I have Golf MKVI 1.4 Tsi and i'm made changes described here http://www.vwwatercooled.org.au/f11...f-windows-tricks-tips-43703-4.html#post497261 
"Rain close" menu appear in MFD and checked. But nothing happend then rainy. Any idias? 
Which position trigger rain sensor must be set when locking the car?


----------



## koomond (Sep 18, 2009)

I followed the link: 

http://www.vwwatercooled.org.au/f112/auto-closing-sunroof-windows-tricks-tips-43703-4.html 

and changed the RLS code from 03XXXX to 07XXXX on my 2010 Tiguan and it works. 
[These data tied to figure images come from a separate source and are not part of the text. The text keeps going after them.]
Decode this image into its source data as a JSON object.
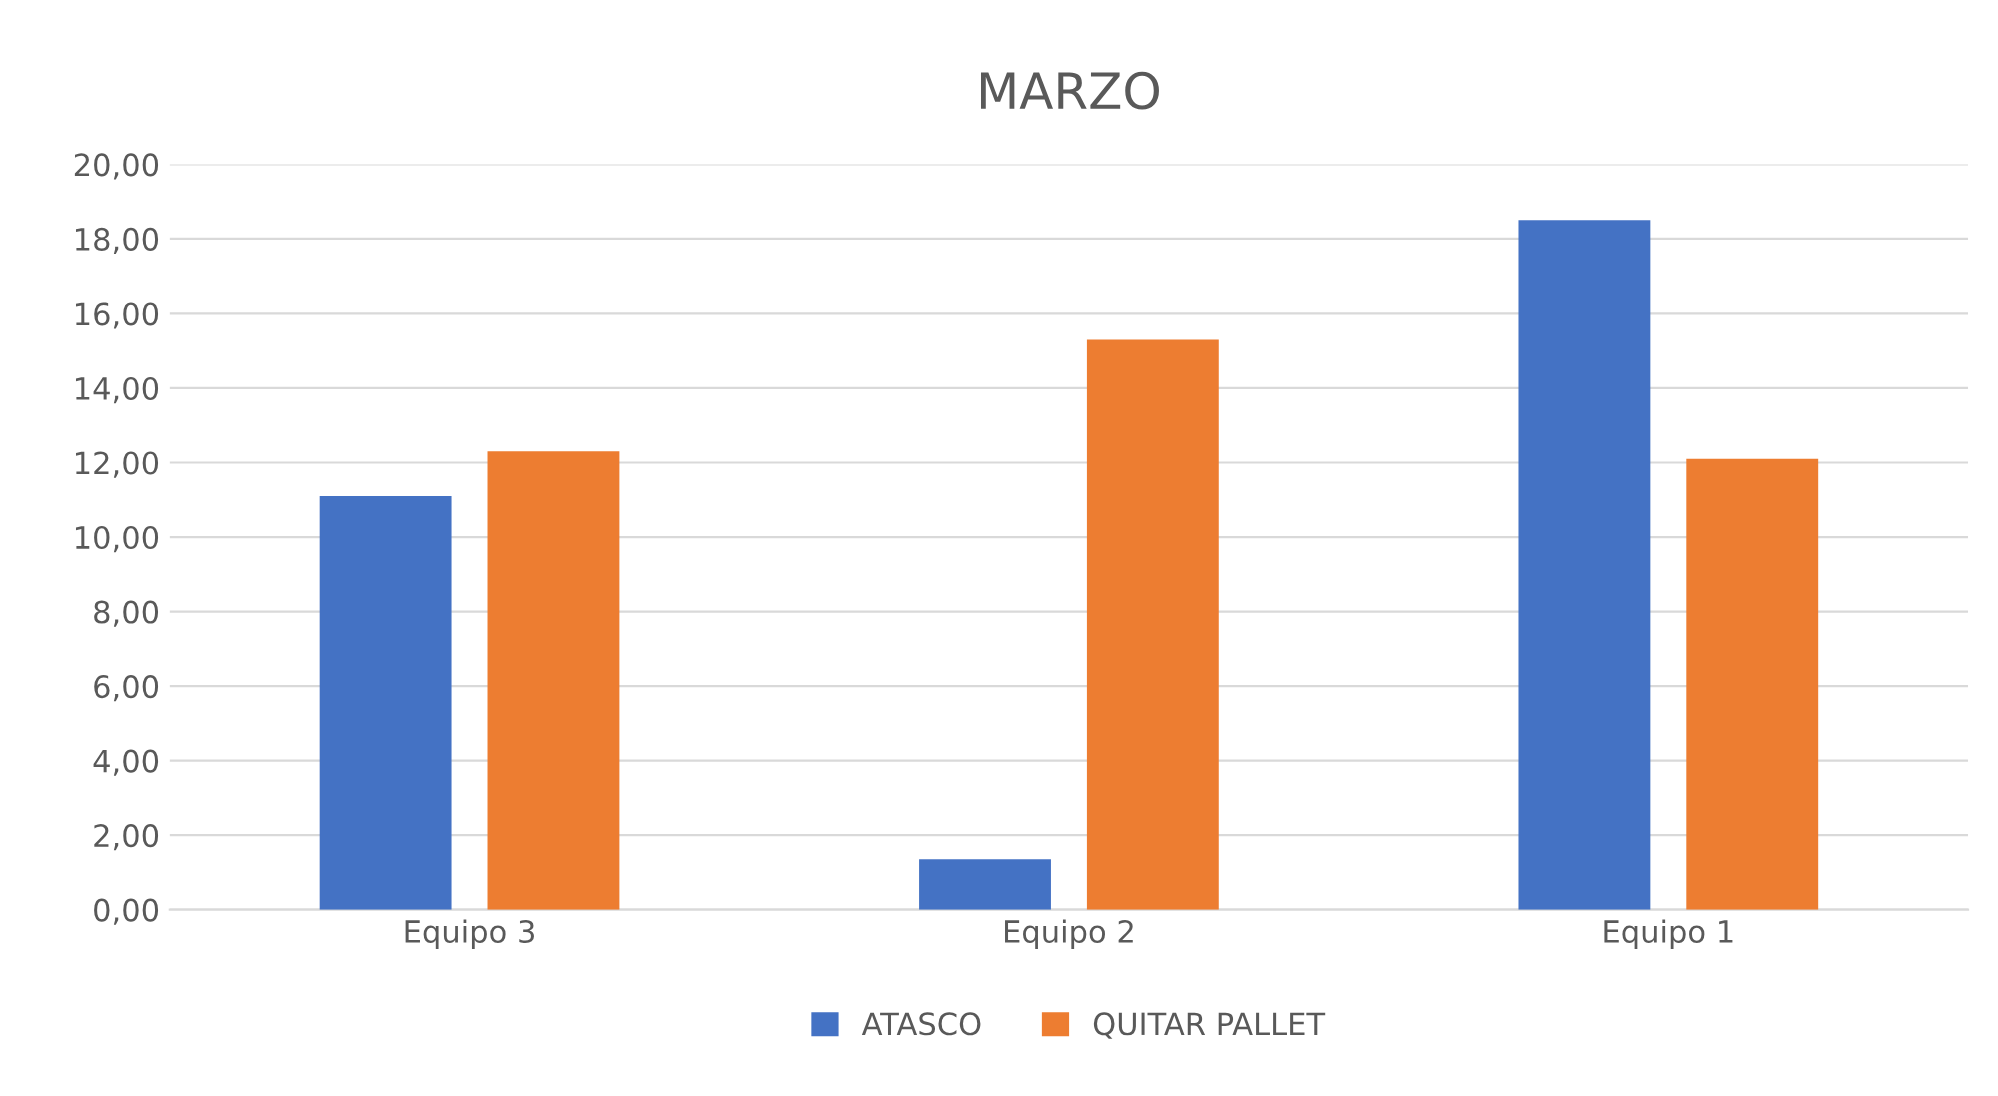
{
  "chart_data": {
    "type": "bar",
    "title": "MARZO",
    "categories": [
      "Equipo 3",
      "Equipo 2",
      "Equipo 1"
    ],
    "series": [
      {
        "name": "ATASCO",
        "color": "#4472c4",
        "values": [
          11.1,
          1.35,
          18.5
        ]
      },
      {
        "name": "QUITAR PALLET",
        "color": "#ed7d31",
        "values": [
          12.3,
          15.3,
          12.1
        ]
      }
    ],
    "ylim": [
      0,
      20
    ],
    "yticks": [
      {
        "value": 0,
        "label": "0,00"
      },
      {
        "value": 2,
        "label": "2,00"
      },
      {
        "value": 4,
        "label": "4,00"
      },
      {
        "value": 6,
        "label": "6,00"
      },
      {
        "value": 8,
        "label": "8,00"
      },
      {
        "value": 10,
        "label": "10,00"
      },
      {
        "value": 12,
        "label": "12,00"
      },
      {
        "value": 14,
        "label": "14,00"
      },
      {
        "value": 16,
        "label": "16,00"
      },
      {
        "value": 18,
        "label": "18,00"
      },
      {
        "value": 20,
        "label": "20,00"
      }
    ],
    "grid": "y",
    "legend": "bottom"
  }
}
Please be reminded that you need to lock the doors and left it locked for about a min or two in order for this to work. I found this out accidentally, thinking it was not working but leaving the water on the windshield, and later found the windows and sunroof were all closed. Also, my MFD now has a "rain close" feature.


----------



## viziers (Jun 22, 2008)

Does anyone know if this feature will work on an 2005 B7 Audi A4 2.0T FSI model????? 



vizi


----------



## bearthebruce (Dec 23, 2005)

I don't think the module supports it. I had a B7 A4 same as yours. Never found a way to do it.


----------



## skramer (Jun 23, 2012)

Has any 2010+ A3 gotten this to work? 

I tried the coding change of going to 07 (mine is 02xxxx), the code was accepted but I could not get the RLS to close the windows/sunroof when they activated.

Thanks


----------



## [email protected] Parts (Nov 27, 2006)

Where is your auto-scan, so people can answer you with the possible needed data?

Please post one.

http://www.youtube.com/watch?v=RCBt6d42-Fc


----------